Evelyn Santos and Cathie Lamb left the urban sprawl of New York City for the peaceful solitude of Rim country.

Both had busy careers as clinical social workers with full case loads and decided it was time for a change. They underwent a two-year training program to become interfaith ministers with an 50 year-old organization called the Bridge to Spiritual Freedom.

"The first year you spend studying many different religions," Lamb said. "The second year you learn how to direct ceremonies."

Lamb and Santos can perform a variety of different ceremonies for an array of faiths or a combination of faiths.

As if they weren't busy enough, both women are also Reiki masters and practice the ancient form of healing.

Santos, a native of Colombia, is working on a Spanish language section of the bookstore for Hispanic and Latino residents of Rim country.

With all the combined knowledge and talent, the owners of the Looking Glass are planning a series of classes and workshops on a variety of topics.

"We want to have writing workshops and a children's story hour," Zimmerman said. "Breyeh is into environmental issues so she wants to teach people how to use the rainwater and runoff and prevent erosion.
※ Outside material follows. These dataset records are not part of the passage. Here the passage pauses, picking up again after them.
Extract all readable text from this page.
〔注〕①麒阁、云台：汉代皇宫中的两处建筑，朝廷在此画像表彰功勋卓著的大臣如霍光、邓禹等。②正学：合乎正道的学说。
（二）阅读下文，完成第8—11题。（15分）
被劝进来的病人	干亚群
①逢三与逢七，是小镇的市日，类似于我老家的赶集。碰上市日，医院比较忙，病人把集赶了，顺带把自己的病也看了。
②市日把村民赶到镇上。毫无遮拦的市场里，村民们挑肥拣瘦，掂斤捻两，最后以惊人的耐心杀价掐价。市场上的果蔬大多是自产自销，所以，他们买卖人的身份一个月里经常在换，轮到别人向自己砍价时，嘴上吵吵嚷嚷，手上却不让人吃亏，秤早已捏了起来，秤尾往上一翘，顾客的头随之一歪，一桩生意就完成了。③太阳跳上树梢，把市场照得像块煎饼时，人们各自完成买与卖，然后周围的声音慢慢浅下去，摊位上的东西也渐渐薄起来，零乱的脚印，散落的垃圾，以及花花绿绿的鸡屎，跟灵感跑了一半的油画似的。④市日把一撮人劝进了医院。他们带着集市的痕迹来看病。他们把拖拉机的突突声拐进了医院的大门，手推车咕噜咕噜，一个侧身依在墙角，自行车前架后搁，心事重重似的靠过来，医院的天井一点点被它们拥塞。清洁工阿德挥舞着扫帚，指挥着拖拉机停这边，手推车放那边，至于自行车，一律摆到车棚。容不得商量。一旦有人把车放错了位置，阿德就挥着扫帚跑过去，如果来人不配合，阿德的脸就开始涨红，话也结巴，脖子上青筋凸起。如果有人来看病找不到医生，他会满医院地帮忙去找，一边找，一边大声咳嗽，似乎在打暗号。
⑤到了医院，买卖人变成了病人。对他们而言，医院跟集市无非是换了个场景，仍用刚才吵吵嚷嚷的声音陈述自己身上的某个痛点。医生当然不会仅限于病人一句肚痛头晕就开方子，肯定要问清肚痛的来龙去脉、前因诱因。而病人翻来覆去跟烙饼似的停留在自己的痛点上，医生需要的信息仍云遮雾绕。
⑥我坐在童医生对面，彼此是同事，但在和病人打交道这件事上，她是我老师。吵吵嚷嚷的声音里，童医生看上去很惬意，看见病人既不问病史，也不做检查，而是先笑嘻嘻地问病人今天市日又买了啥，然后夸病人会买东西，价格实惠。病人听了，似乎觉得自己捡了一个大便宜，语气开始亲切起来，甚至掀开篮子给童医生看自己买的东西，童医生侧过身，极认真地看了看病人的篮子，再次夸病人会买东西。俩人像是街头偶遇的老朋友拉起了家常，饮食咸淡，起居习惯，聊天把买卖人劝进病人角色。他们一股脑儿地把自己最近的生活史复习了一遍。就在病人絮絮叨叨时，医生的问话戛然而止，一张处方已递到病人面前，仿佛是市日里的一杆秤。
Karyn will teach creative writing. Evelyn is a healer and we want Billie to teach basic marketing. Billie is amazing at teaching others how to start a business and market themselves."

Since the Looking Glass has only been open a little more than a week, the owners are still working on the inventory and planning the workshops.

"There's going to be poetry readings and author book signings," Zimmerman said. "I do scrapbooking, so I want to do a class on that, too."

While they continue to get books daily, the current selections range from science fiction to children's books to spirituality and wellness.

"We have a variety of books on spirituality ranging from books on Christianity to Buddhism to Native spirituality," Freesol said. "But we are not a spirituality bookstore -- we want to carry everything. We can order books and we also plan to stock books for parents who are homeschooling their children."

The most important thing to all the owners of the Looking Glass is that it serve the community. Outside the store is a recycling bin for the humane society, a cause that is especially dear to Riedell, whose pound puppy, Billie, is the bookstore mascot.

A deep appreciation for life and community is what these women say drew them to each other and to this endeavor.

"People coming together is a very powerful thing," Freesol said. "We are all in this together."

"Bookstores are a perfect place for a community gathering spot," Zimmerman said. "It's a wild and fun connection we all have and we want the whole community to come out and join us."

The Looking Glass is currently open Thursday through Sunday and the owners invite residents of Rim country to come in and enjoy a cup of coffee or tea, and look through the selection of books.

"We are here to be helpful and friendly and serve the community," Freesol said. "Come on in and tell us what you need and what you want to see."